You can find the source code used for training this and other models trained as part of this project in the GitHub repository.
Model Details
Model Description
- Developed By: Maciej Rapacz, AGH University of Kraków
- Model Type: MorphT5SumForConditionalGeneration
- Base Model: mT5-base
- Tokenizer: mT5
- Language(s): Ancient Greek (source) → Polish (target)
- License: CC BY-NC-SA 4.0
- Tag Set: OB (Oblubienica)
- Text Preprocessing: Diacritics
- Morphological Encoding: emb-sum
Model Performance
- BLEU Score: 54.41
- SemScore: 0.93
Model Sources
- Repository: https://github.com/mrapacz/loreslm-interlinear-translation
- Paper: https://aclanthology.org/2025.loreslm-1.11/
Usage Example
Note: This model uses a modification of T5-family models that includes dedicated embedding layers for encoding morphological information. To load these models, install the morpht5 package:
pip install morpht5
>>> from morpht5 import MorphT5SumForConditionalGeneration, MorphT5Tokenizer
>>> text = ['Λέγει', 'αὐτῷ', 'ὁ', 'Ἰησοῦς', 'Ἔγειρε', 'ἆρον', 'τὸν', 'κράβαττόν', 'σου', 'καὶ', 'περιπάτει']
>>> tags = ['vi Pres Act 3 Sg', 'pp Dat Sg m', 't_ Nom Sg m', 'n_ Nom Sg m', 'vm Pres Act 2 Sg', 'vm Aor Act 2 Sg', 't_ Acc Sg m', 'n_ Acc Sg m', 'pp 2 Gen Sg', 'Conj', 'vm Pres Act 2 Sg']
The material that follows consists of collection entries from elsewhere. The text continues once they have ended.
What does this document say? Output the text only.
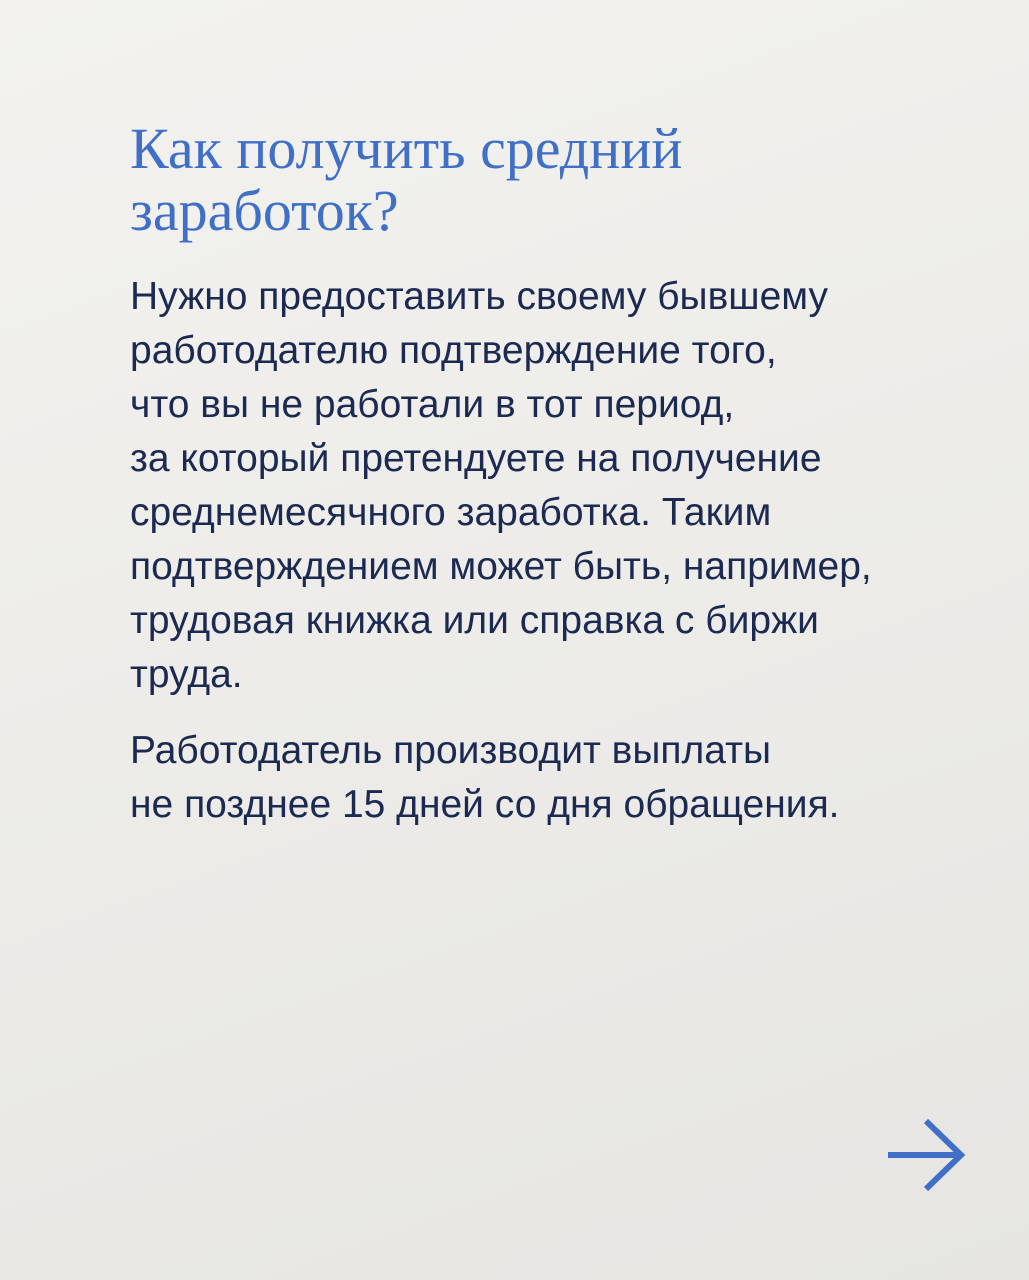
Как получить средний
заработок?

Нужно предоставить своему бывшему
работодателю подтверждение того,
что вы не работали в тот период,
за который претендуете на получение
среднемесячного заработка. Таким
подтверждением может быть, например,
трудовая книжка или справка с биржи
труда.

Работодатель производит выплаты
не позднее 15 дней со дня обращения.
>>> tokenizer = MorphT5Tokenizer.from_pretrained("mrapacz/interlinear-pl-mt5-base-emb-sum-diacritics-ob")
>>> inputs = tokenizer(
text=text,
morph_tags=tags,
return_tensors="pt"
)
>>> model = MorphT5SumForConditionalGeneration.from_pretrained("mrapacz/interlinear-pl-mt5-base-emb-sum-diacritics-ob")
>>> outputs = model.generate(
**inputs,
max_new_tokens=100,
early_stopping=True,
)
>>> decoded = tokenizer.decode(outputs[0], skip_special_tokens=True, keep_block_separator=True)
>>> decoded = decoded.replace(tokenizer.target_block_separator_token, " | ")
>>> decoded
'Mówi | mu | - | Jezus | wstawaj | weź | - | matę | swoją | i | chodź'
Citation
If you use this model, please cite the following paper:
@inproceedings{rapacz-smywinski-pohl-2025-low,
title = "Low-Resource Interlinear Translation: Morphology-Enhanced Neural Models for {A}ncient {G}reek",
author = "Rapacz, Maciej and
Smywi{\'n}ski-Pohl, Aleksander",
editor = "Hettiarachchi, Hansi and
Ranasinghe, Tharindu and
Rayson, Paul and
Mitkov, Ruslan and
Gaber, Mohamed and
Premasiri, Damith and
Tan, Fiona Anting and
Uyangodage, Lasitha",
booktitle = "Proceedings of the First Workshop on Language Models for Low-Resource Languages",
month = jan,
year = "2025",
address = "Abu Dhabi, United Arab Emirates",
publisher = "Association for Computational Linguistics",
url = "https://aclanthology.org/2025.loreslm-1.11/",
pages = "145--165",
abstract = "Contemporary machine translation systems prioritize fluent, natural-sounding output with flexible word ordering. In contrast, interlinear translation maintains the source text`s syntactic structure by aligning target language words directly beneath their source counterparts. Despite its importance in classical scholarship, automated approaches to interlinear translation remain understudied. We evaluated neural interlinear translation from Ancient Greek to English and Polish using four transformer-based models: two Ancient Greek-specialized (GreTa and PhilTa) and two general-purpose multilingual models (mT5-base and mT5-large). Our approach introduces novel morphological embedding layers and evaluates text preprocessing and tag set selection across 144 experimental configurations using a word-aligned parallel corpus of the Greek New Testament. Results show that morphological features through dedicated embedding layers significantly enhance translation quality, improving BLEU scores by 35{\%} (44.67 {\textrightarrow} 60.40) for English and 38{\%} (42.92 {\textrightarrow} 59.33) for Polish compared to baseline models. PhilTa achieves state-of-the-art performance for English, while mT5-large does so for Polish. Notably, PhilTa maintains stable performance using only 10{\%} of training data. Our findings challenge the assumption that modern neural architectures cannot benefit from explicit morphological annotations. While preprocessing strategies and tag set selection show minimal impact, the substantial gains from morphological embeddings demonstrate their value in low-resource scenarios."